"Where were you that day?" I asked before I could stop myself. I hadn't meant to bring it up; I hadn't even realized the question was forming until it left my mouth.
"I went to Ira's," he replied flatly. "She was discharged that day. Mrs. Solanki needed my help since her father and brother are abroad for business."
He glanced at me briefly before returning his gaze to the road. "I intended to stay there longer. But then Grandma called me, asking about you."
"What did you tell her?" I asked, though I already knew the answer wouldn't be good.
"I told her the truth," he said, sighing. A long, and tired breath as if even the memory of that conversation exhausted him. "That's when she lost it. She said things I wish I could forget."
There was a pause, and then he added in a low voice, "I never liked the idea of this honeymoon. You know that."
"I know, Aryan..." I murmured, turning my face toward the window to hide the sting in my chest. I wasn't sure what hurt more: his words or the fact that he meant them.

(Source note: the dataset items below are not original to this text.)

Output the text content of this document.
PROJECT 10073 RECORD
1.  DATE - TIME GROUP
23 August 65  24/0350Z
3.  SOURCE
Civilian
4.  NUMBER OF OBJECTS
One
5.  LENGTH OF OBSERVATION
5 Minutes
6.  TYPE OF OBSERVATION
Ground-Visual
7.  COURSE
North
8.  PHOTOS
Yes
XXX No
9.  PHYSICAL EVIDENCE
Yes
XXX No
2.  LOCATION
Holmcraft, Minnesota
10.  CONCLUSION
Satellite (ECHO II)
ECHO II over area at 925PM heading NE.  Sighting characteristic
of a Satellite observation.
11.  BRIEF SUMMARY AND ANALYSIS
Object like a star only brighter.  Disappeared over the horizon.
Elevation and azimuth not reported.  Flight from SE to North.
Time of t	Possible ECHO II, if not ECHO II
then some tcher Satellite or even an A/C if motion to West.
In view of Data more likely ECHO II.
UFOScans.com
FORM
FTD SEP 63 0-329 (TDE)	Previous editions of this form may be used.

After a long moment, I asked quietly, "Is Ira okay?"
"She's fine," he replied.
"I feel terrible for texting her like that," I admitted. "I didn't mean to be so cruel. I don't even know why I said those things. I think... I should apologize."
"No," he said immediately, not loud, but firm, like a warning. I turned to look at him in surprise, but his eyes never left the road. "I don't want you to apologize. Because she doesn't think it was you who sent those texts."
My eyes widened. "What? She doesn't know it was me? Why didn't you tell her?"
"Because it would only make things worse," he said, his voice calm but distant. "It's better this way."
"She's going to hate you for it," I said softly.
"She already does," he muttered. "And I'd rather let her hate me than have her hate you too."
I blinked at him, stunned. "Why?" I asked, my voice barely a whisper.
He didn't answer immediately.
As I looked at him, my breath caught in my throat. Aryan had such a heartbreakingly handsome face that it made it hard to look away, even when I knew I had no right to admire him. He wore a fitted black shirt with pale slacks, the contrast complementing the warm gold undertone of his skin. His dark hair was combed back with effortless precision, and a shadow of stubble dusted his sculpted jawline, making him look even more devastatingly masculine.
"Why what?" he asked at last, frowning slightly as he glanced at me again. For the briefest second, our eyes met and held. The moment froze, something unreadable flickering in his gaze. A pause. A question or heat.
Then, just as quickly, it was gone. And I was left staring at a man who wasn't mine, never had been... and perhaps never would be.
I quickly looked away and released a long, shaky breath, one I hadn't even realized I'd been holding. Only now did I understand what that phrase "holding your breath" truly meant. My lungs burned with relief, and my heart thudded quietly in the tense silence between us.
Of course Aryan was good-looking. More than that, he was effortlessly magnetic. He was charming to the world, composed, and always a gentleman. But to me... he was something entirely different. Complicated. Distant. Sharp-edged. And yet, somewhere in the back of my mind, I couldn't help but wonder if I had always found him attractive. Maybe I had and just buried it under layers of resentment.
"Are you ashamed to be seen with me?" The words spilled from my lips before I could stop them.
Aryan's eyes snapped to me, visibly taken aback. "Excuse me?"
I stared ahead, refusing to meet his gaze. "You act like you're embarrassed to walk beside me. And I know this might sound cruel, but a part of me feels... satisfied that you're not getting the life you dreamed of, just like I didn't get the life I dreamed of after my accident." My voice faltered. "But carrying all of this alone... It's not as easy as it looks."
"I'm not ashamed of you, Avni," he said, his voice clipped and cold. "I kept my distance because I thought you didn't want me near. You flinch every time I touch you. You jump when I speak."
"That's because you never say anything kind," I shot back, biting down on my lip. "And the only times you touch me... It's to hurt me."
He let out a sarcastic breath. "So now you want me to touch you and whisper sweet nothings in your ear?"
"Of course not!" I snapped, my face burning.
"Then how long did the doctor say you need to avoid sexual activity?" he asked suddenly, his voice deceptively calm.